Il gioco dei libri
Quel vuoto lirico e l’abisso sepolto: un treno notturno al Circolo Polare Artico. Ogni riflessione è circostanziale. E leggiamo le persone come libri: uno scaffale immenso, dalla semplicità di La Fontaine ai Joyce e Faulkner. In ordine alfabetico, divise per genere, per la maggior parte definibili.
Poi, ogni gioco ha le sue regole, dagli scacchi al nascondino: c’è da pensare tre mosse avanti, annullarsi in una segretissima alcova, c’è da tirare via il bastoncino giusto, dissimulare, correre veloce, attendere, attaccare, rispondere alle domande, pagare pegno, approfittare dei bonus e c’è, anche, una buona dose di fortuna sfacciata.

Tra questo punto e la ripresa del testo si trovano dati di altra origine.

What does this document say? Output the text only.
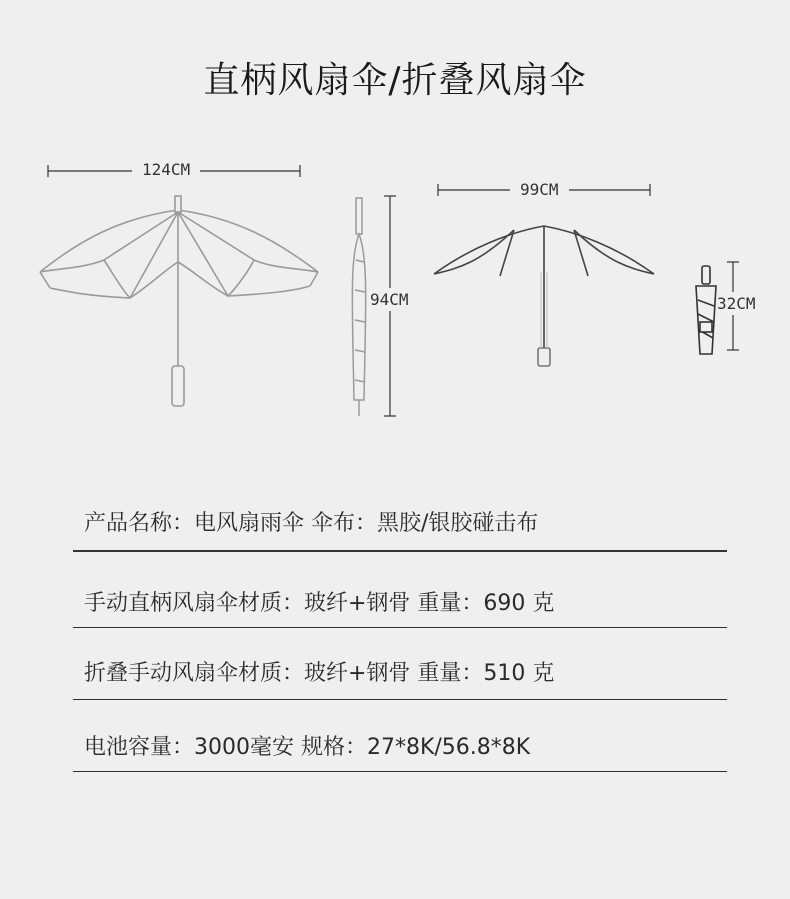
直柄风扇伞/折叠风扇伞
124CM
94CM
99CM
32CM
产品名称：电风扇雨伞 伞布：黑胶/银胶碰击布
手动直柄风扇伞材质：玻纤+钢骨 重量：690 克
折叠手动风扇伞材质：玻纤+钢骨 重量：510 克
电池容量：3000毫安 规格：27*8K/56.8*8K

E venitemi a dire che la vita non è un gioco e le persone non sono costruzioni sintattiche.
Arrovellarsi sulla solita questione di forma e contenuto, significante e significato. Irrisolvibile, in fondo, nel supremo enigma delle sintesi. Nessuno avrebbe comprato libri altrimenti, nessuno avrebbe giocato.
Raccontate qualcosa di nuovo alle orecchie del cinismo e non ci saranno bocche aperte né occhi sgranati: assuefazione al noto o, nel migliore dei casi, a rivoluzioni controllate. Le parole fanno i libri e le azioni i giochi, per quasi tutti.
Volete essere qualcuno? Non scrivete libri, leggeteli settorialmente e inventate un gioco: il sistema bancario, la religione, il liberoscambismo, la dittatura, le mode, Internet, il commercio equo e solidale… Ma tutto questo già esiste. Qualcosa di nuovo che risponda ad una generica domanda senza destare sospetti di pazzia.
Per chi poi non vuole essere nessuno, c’è sempre da scrivere libri.
Pedine di carta nel mondo, che sia almeno di ottima qualità la filigrana e libere le parole. Senza utile, senza aspettativa alcuna da libri o giochi, in sintesi imperfette ma lucidissime, perché le finzioni non sono verità, ma se ben declinate mezzi per catturarne spiragli.
Ci fosse un esercito di libri da combattimento si proibirebbe, forse, ogni gioco a fini estrinseci.